7 Kemp (1972: 83-4). Sobre a recuperação francesa nos anos 20’s, ver, também, Aldcroft (1985: 243-5). Para uma visão comparativa, ver Feinstein & Temin & Toniolo (1997: 60-2; 68-9).

8 Ver Tabela III.3.

9 É só a partir de meados de anos 20’s que se inicia o ciclo internacional de crédito comandado pelas finanças americanas. Ver Arthmar (2002).

10 Entre 1914-19 o nível de preços cresceu 93% nos EUA, 119% na Inglaterra e 168% na França. A evolução comparada dos índices de preços pode ser observada na Tabela III.1.

11 Em 19 de julho de 1926 a cotação da libra atingiu 235 FF.

12 Kemp (1972: 74). O mesmo argumento é sustentado por Kemp (1971: 83) em seu brilhante artigo na Economic History Review: “Ao financiar a reconstrução urgente das áreas devastadas pela guerra no norte e leste da França, o governo continuou a se endividar pesadamente, admitindo inadvertidamente que o custo seria arcado pelas reparações da Alemanha. Os generosos pagamentos feitos às empresas permitiram o reequipamento e a modernização de parte substancial da indústria francesa, e contribuíram de modo não desprezível para a prosperidade dos anos 1920s. Entretanto, a contrapartida inevitável foi a contínua pressão inflacionária doméstica, a depreciação do franco nos mercados externos, e a perda de confiança na moeda local”.

13 Eichengreen (2000: 84-5).

14 Para Aldcroft (1985: 177) – por exemplo -, o problema não era, propriamente, o déficit público, mas as dificuldades de rolagem da dívida pública de curto-prazo, que forçavam o Tesouro a contrair empréstimos com o Banco da França, “o que afetava de maneira adversa os preços”.

15 No caso do endividamento dos Tesouros junto aos Bancos Centrais, o resultado foi a emissão monetária; no caso do endividamento dos Tesouros com o sistema bancário, o resultado foi a expansão do crédito. Ver p.47.

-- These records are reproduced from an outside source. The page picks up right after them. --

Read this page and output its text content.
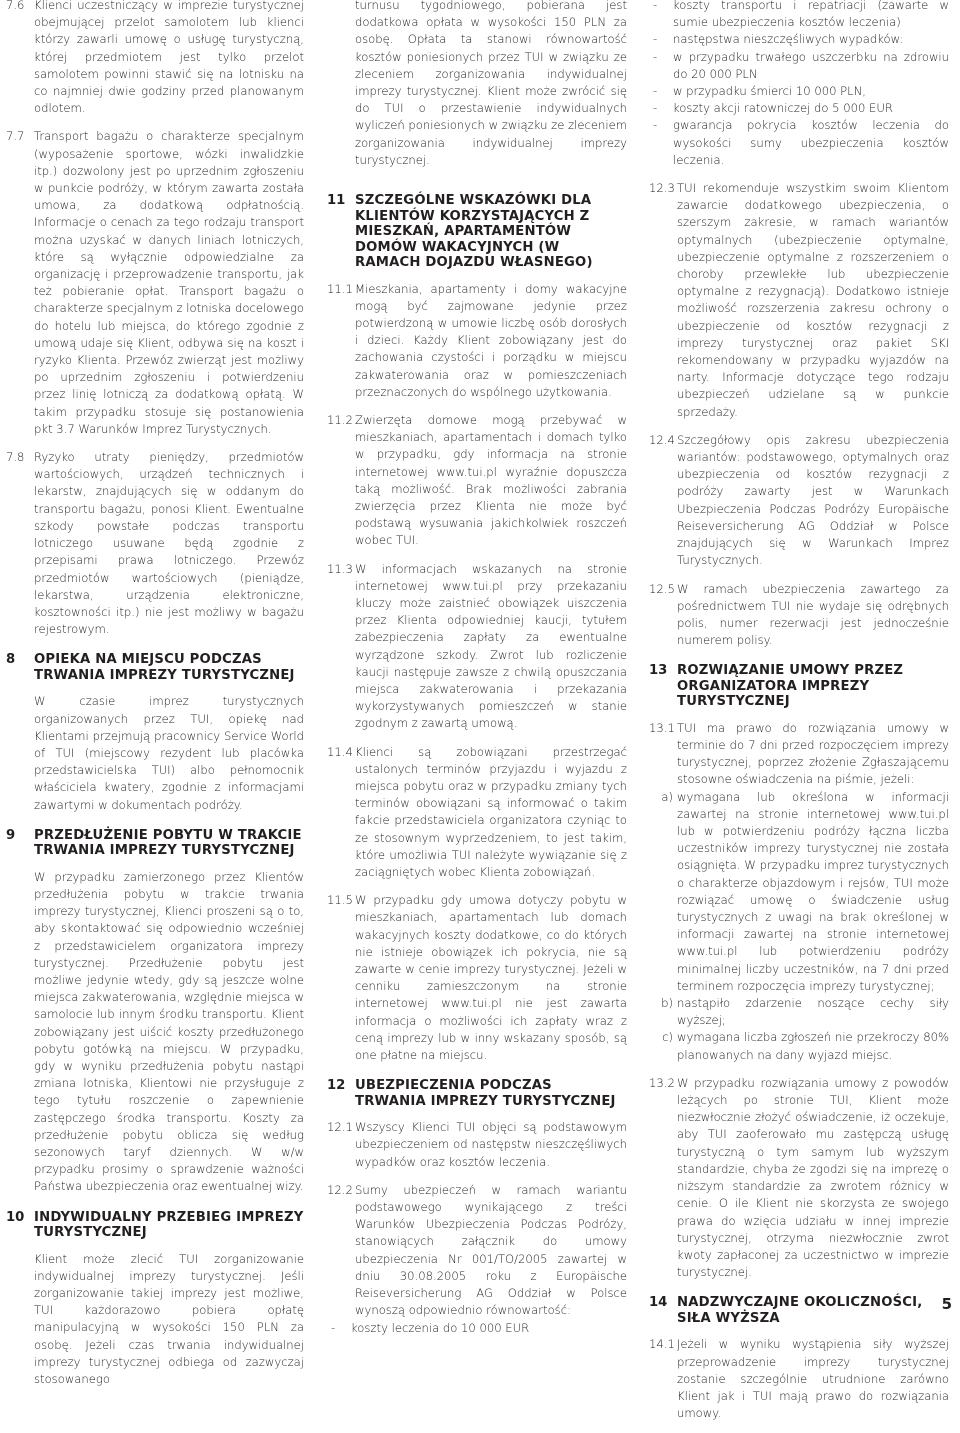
7.6 Klienci uczestniczący w imprezie turystycznej obejmującej przelot samolotem lub klienci którzy zawarli umowę o usługę turystyczną, której przedmiotem jest tylko przelot samolotem powinni stawić się na lotnisku na co najmniej dwie godziny przed planowanym odlotem.
7.7 Transport bagażu o charakterze specjalnym (wyposażenie sportowe, wózki inwalidzkie itp.) dozwolony jest po uprzednim zgłoszeniu w punkcie podróży, w którym zawarta została umowa, za dodatkową odpłatnością. Informacje o cenach za tego rodzaju transport można uzyskać w danych liniach lotniczych, które są wyłącznie odpowiedzialne za organizację i przeprowadzenie transportu, jak też pobieranie opłat. Transport bagażu o charakterze specjalnym z lotniska docelowego do hotelu lub miejsca, do którego zgodnie z umową udaje się Klient, odbywa się na koszt i ryzyko Klienta. Przewóz zwierząt jest możliwy po uprzednim zgłoszeniu i potwierdzeniu przez linię lotniczą za dodatkową opłatą. W takim przypadku stosuje się postanowienia pkt 3.7 Warunków Imprez Turystycznych.
7.8 Ryzyko utraty pieniędzy, przedmiotów wartościowych, urządzeń technicznych i lekarstw, znajdujących się w oddanym do transportu bagażu, ponosi Klient. Ewentualne szkody powstałe podczas transportu lotniczego usuwane będą zgodnie z przepisami prawa lotniczego. Przewóz przedmiotów wartościowych (pieniądze, lekarstwa, urządzenia elektroniczne, kosztowności itp.) nie jest możliwy w bagażu rejestrowym.
8	OPIEKA NA MIEJSCU PODCZAS TRWANIA IMPREZY TURYSTYCZNEJ
W czasie imprez turystycznych organizowanych przez TUI, opiekę nad Klientami przejmują pracownicy Service World of TUI (miejscowy rezydent lub placówka przedstawicielska TUI) albo pełnomocnik właściciela kwatery, zgodnie z informacjami zawartymi w dokumentach podróży.
9	PRZEDŁUŻENIE POBYTU W TRAKCIE TRWANIA IMPREZY TURYSTYCZNEJ
W przypadku zamierzonego przez Klientów przedłużenia pobytu w trakcie trwania imprezy turystycznej, Klienci proszeni są o to, aby skontaktować się odpowiednio wcześniej z przedstawicielem organizatora imprezy turystycznej. Przedłużenie pobytu jest możliwe jedynie wtedy, gdy są jeszcze wolne miejsca zakwaterowania, względnie miejsca w samolocie lub innym środku transportu. Klient zobowiązany jest uiścić koszty przedłużonego pobytu gotówką na miejscu. W przypadku, gdy w wyniku przedłużenia pobytu nastąpi zmiana lotniska, Klientowi nie przysługuje z tego tytułu roszczenie o zapewnienie zastępczego środka transportu. Koszty za przedłużenie pobytu oblicza się według sezonowych taryf dziennych. W w/w przypadku prosimy o sprawdzenie ważności Państwa ubezpieczenia oraz ewentualnej wizy.
10 INDYWIDUALNY PRZEBIEG IMPREZY TURYSTYCZNEJ
Klient może zlecić TUI zorganizowanie indywidualnej imprezy turystycznej. Jeśli zorganizowanie takiej imprezy jest możliwe, TUI każdorazowo pobiera opłatę manipulacyjną w wysokości 150 PLN za osobę. Jeżeli czas trwania indywidualnej imprezy turystycznej odbiega od zazwyczaj stosowanego
turnusu tygodniowego, pobierana jest dodatkowa opłata w wysokości 150 PLN za osobę. Opłata ta stanowi równowartość kosztów poniesionych przez TUI w związku ze zleceniem zorganizowania indywidualnej imprezy turystycznej. Klient może zwrócić się do TUI o przestawienie indywidualnych wyliczeń poniesionych w związku ze zleceniem zorganizowania indywidualnej imprezy turystycznej.
11 SZCZEGÓLNE WSKAZÓWKI DLA KLIENTÓW KORZYSTAJĄCYCH Z MIESZKAŃ, APARTAMENTÓW DOMÓW WAKACYJNYCH (W RAMACH DOJAZDU WŁASNEGO)
11.1 Mieszkania, apartamenty i domy wakacyjne mogą być zajmowane jedynie przez potwierdzoną w umowie liczbę osób dorosłych i dzieci. Każdy Klient zobowiązany jest do zachowania czystości i porządku w miejscu zakwaterowania oraz w pomieszczeniach przeznaczonych do wspólnego użytkowania.
11.2 Zwierzęta domowe mogą przebywać w mieszkaniach, apartamentach i domach tylko w przypadku, gdy informacja na stronie internetowej www.tui.pl wyraźnie dopuszcza taką możliwość. Brak możliwości zabrania zwierzęcia przez Klienta nie może być podstawą wysuwania jakichkolwiek roszczeń wobec TUI.
11.3 W informacjach wskazanych na stronie internetowej www.tui.pl przy przekazaniu kluczy może zaistnieć obowiązek uiszczenia przez Klienta odpowiedniej kaucji, tytułem zabezpieczenia zapłaty za ewentualne wyrządzone szkody. Zwrot lub rozliczenie kaucji następuje zawsze z chwilą opuszczania miejsca zakwaterowania i przekazania wykorzystywanych pomieszczeń w stanie zgodnym z zawartą umową.
11.4 Klienci są zobowiązani przestrzegać ustalonych terminów przyjazdu i wyjazdu z miejsca pobytu oraz w przypadku zmiany tych terminów obowiązani są informować o takim fakcie przedstawiciela organizatora czyniąc to ze stosownym wyprzedzeniem, to jest takim, które umożliwia TUI należyte wywiązanie się z zaciągniętych wobec Klienta zobowiązań.
11.5 W przypadku gdy umowa dotyczy pobytu w mieszkaniach, apartamentach lub domach wakacyjnych koszty dodatkowe, co do których nie istnieje obowiązek ich pokrycia, nie są zawarte w cenie imprezy turystycznej. Jeżeli w cenniku zamieszczonym na stronie internetowej www.tui.pl nie jest zawarta informacja o możliwości ich zapłaty wraz z ceną imprezy lub w inny wskazany sposób, są one płatne na miejscu.
12 UBEZPIECZENIA PODCZAS TRWANIA IMPREZY TURYSTYCZNEJ
12.1 Wszyscy Klienci TUI objęci są podstawowym ubezpieczeniem od następstw nieszczęśliwych wypadków oraz kosztów leczenia.
12.2 Sumy ubezpieczeń w ramach wariantu podstawowego wynikającego z treści Warunków Ubezpieczenia Podczas Podróży, stanowiących załącznik do umowy ubezpieczenia Nr 001/TO/2005 zawartej w dniu 30.08.2005 roku z Europäische Reiseversicherung AG Oddział w Polsce wynoszą odpowiednio równowartość:
-	koszty leczenia do 10 000 EUR
-	koszty transportu i repatriacji (zawarte w sumie ubezpieczenia kosztów leczenia)
-	następstwa nieszczęśliwych wypadków:
-	w przypadku trwałego uszczerbku na zdrowiu do 20 000 PLN
-	w przypadku śmierci 10 000 PLN,
-	koszty akcji ratowniczej do 5 000 EUR
-	gwarancja pokrycia kosztów leczenia do wysokości sumy ubezpieczenia kosztów leczenia.
12.3 TUI rekomenduje wszystkim swoim Klientom zawarcie dodatkowego ubezpieczenia, o szerszym zakresie, w ramach wariantów optymalnych (ubezpieczenie optymalne, ubezpieczenie optymalne z rozszerzeniem o choroby przewlekłe lub ubezpieczenie optymalne z rezygnacją). Dodatkowo istnieje możliwość rozszerzenia zakresu ochrony o ubezpieczenie od kosztów rezygnacji z imprezy turystycznej oraz pakiet SKI rekomendowany w przypadku wyjazdów na narty. Informacje dotyczące tego rodzaju ubezpieczeń udzielane są w punkcie sprzedaży.
12.4 Szczegółowy opis zakresu ubezpieczenia wariantów: podstawowego, optymalnych oraz ubezpieczenia od kosztów rezygnacji z podróży zawarty jest w Warunkach Ubezpieczenia Podczas Podróży Europäische Reiseversicherung AG Oddział w Polsce znajdujących się w Warunkach Imprez Turystycznych.
12.5 W ramach ubezpieczenia zawartego za pośrednictwem TUI nie wydaje się odrębnych polis, numer rezerwacji jest jednocześnie numerem polisy.
13 ROZWIĄZANIE UMOWY PRZEZ ORGANIZATORA IMPREZY TURYSTYCZNEJ
13.1 TUI ma prawo do rozwiązania umowy w terminie do 7 dni przed rozpoczęciem imprezy turystycznej, poprzez złożenie Zgłaszającemu stosowne oświadczenia na piśmie, jeżeli:
a) wymagana lub określona w informacji zawartej na stronie internetowej www.tui.pl lub w potwierdzeniu podróży łączna liczba uczestników imprezy turystycznej nie została osiągnięta. W przypadku imprez turystycznych o charakterze objazdowym i rejsów, TUI może rozwiązać umowę o świadczenie usług turystycznych z uwagi na brak określonej w informacji zawartej na stronie internetowej www.tui.pl lub potwierdzeniu podróży minimalnej liczby uczestników, na 7 dni przed terminem rozpoczęcia imprezy turystycznej;
b) nastąpiło zdarzenie noszące cechy siły wyższej;
c) wymagana liczba zgłoszeń nie przekroczy 80% planowanych na dany wyjazd miejsc.
13.2 W przypadku rozwiązania umowy z powodów leżących po stronie TUI, Klient może niezwłocznie złożyć oświadczenie, iż oczekuje, aby TUI zaoferowało mu zastępczą usługę turystyczną o tym samym lub wyższym standardzie, chyba że zgodzi się na imprezę o niższym standardzie za zwrotem różnicy w cenie. O ile Klient nie skorzysta ze swojego prawa do wzięcia udziału w innej imprezie turystycznej, otrzyma niezwłocznie zwrot kwoty zapłaconej za uczestnictwo w imprezie turystycznej.
14 NADZWYCZAJNE OKOLICZNOŚCI, SIŁA WYŻSZA
14.1 Jeżeli w wyniku wystąpienia siły wyższej przeprowadzenie imprezy turystycznej zostanie szczególnie utrudnione zarówno Klient jak i TUI mają prawo do rozwiązania umowy.
5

16 A Alemanha seguia sua marcha rumo à hiperinflação.

17 Entre 1923-26, como se viu, há uma relação inversa entre as tendências do déficit público e da inflação: o déficit público caiu e a inflação aumentou. Entre 1929-35, a relação é novamente inversa, mas em sentido contrário: o déficit público aumentou, enquanto a inflação caiu.